Methods: To collect data on Medicaid benefits for SUD services, we conducted a 15-minute, internet-based survey of representatives in state Medicaid agencies. In total, 47 Medicaid Agencies participated in the survey. We collected data on state Medicaid benefits for 11 services: short-term and long-term residential treatment, detoxification, recovery services, individual, group and intensive outpatient therapy, injectable and oral naltrexone, buprenorphine, and methadone. To examine treatment organizations’ acceptance of Medicaid, we used data from the (2013-2014) of the National Drug Abuse Treatment System Survey (NDATSS), a longitudinal study of SUD treatment organizations in the United States (n=635). We created a summative measure of the generosity of SUD treatment benefits using states’ responses regarding whether they covered each service, and if so, whether they imposed service utilization limits. We used a random effects regression model to estimate the association between the generosity of benefits and Medicaid acceptance by SUD organizations, controlling for other state-, organization- and community-level factors.
Results: The vast majority of states cover group, individual and intensive outpatient services and detoxification (over 40 states), while fewer states cover long-term residential and recovery support services (less than 25). The majority of states impose some limits on at least some of their covered services, but the degree to which states impose limits varies by service ranging from almost all the states covering buprenorphine services imposing limits to only a third of those states covering recovery services imposing limits.

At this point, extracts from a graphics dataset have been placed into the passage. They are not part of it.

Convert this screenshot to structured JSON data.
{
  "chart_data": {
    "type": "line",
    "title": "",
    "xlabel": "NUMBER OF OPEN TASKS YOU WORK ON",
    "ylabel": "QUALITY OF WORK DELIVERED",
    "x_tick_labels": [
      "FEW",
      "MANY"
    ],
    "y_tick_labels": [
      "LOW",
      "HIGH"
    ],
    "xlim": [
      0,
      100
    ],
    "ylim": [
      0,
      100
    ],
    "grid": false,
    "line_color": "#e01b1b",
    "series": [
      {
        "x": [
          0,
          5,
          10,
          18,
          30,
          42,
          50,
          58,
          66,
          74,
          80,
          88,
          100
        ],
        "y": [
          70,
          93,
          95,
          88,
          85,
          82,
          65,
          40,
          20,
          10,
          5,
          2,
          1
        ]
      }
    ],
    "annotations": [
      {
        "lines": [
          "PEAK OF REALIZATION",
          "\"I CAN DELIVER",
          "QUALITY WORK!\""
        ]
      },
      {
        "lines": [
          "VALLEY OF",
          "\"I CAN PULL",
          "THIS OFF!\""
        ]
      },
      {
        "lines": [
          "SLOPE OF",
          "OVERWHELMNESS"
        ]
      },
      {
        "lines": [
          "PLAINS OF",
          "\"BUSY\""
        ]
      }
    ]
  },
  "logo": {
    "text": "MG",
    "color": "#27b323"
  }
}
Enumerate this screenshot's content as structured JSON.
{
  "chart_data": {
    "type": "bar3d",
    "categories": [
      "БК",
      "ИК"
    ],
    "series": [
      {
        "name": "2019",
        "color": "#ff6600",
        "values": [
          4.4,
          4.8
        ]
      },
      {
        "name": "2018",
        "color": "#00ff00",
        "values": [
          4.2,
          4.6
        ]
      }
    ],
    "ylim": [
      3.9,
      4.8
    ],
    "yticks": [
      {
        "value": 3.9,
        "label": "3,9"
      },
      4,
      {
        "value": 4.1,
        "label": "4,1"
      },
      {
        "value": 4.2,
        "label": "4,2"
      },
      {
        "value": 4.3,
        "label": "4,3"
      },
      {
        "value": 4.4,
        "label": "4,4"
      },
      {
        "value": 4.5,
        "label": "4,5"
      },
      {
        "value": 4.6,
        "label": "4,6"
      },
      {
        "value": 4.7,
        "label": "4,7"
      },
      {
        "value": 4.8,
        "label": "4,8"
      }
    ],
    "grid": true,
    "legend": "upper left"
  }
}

The generosity of state Medicaid agency benefits for SUD services was significantly and positively related to programs’ acceptance of Medicaid (OR: 1.24, 95% CI: 1.05, 1.46).
Conclusion and Implications: Because states have significant flexibility, Medicaid coverage of SUD services and the extent to which states restrict coverage through copays, pre-authorization and annual maximums varies substantially. Moreover, states’ benefits decisions were strongly correlated with SUD treatment organizations’ willingness to serve Medicaid patients. These findings suggest states’ benefits decisions may have important implications for SUD service access. It is crucially important that future research seeks to understand how Medicaid enrollees are faring under these drastically different SUD benefit designs.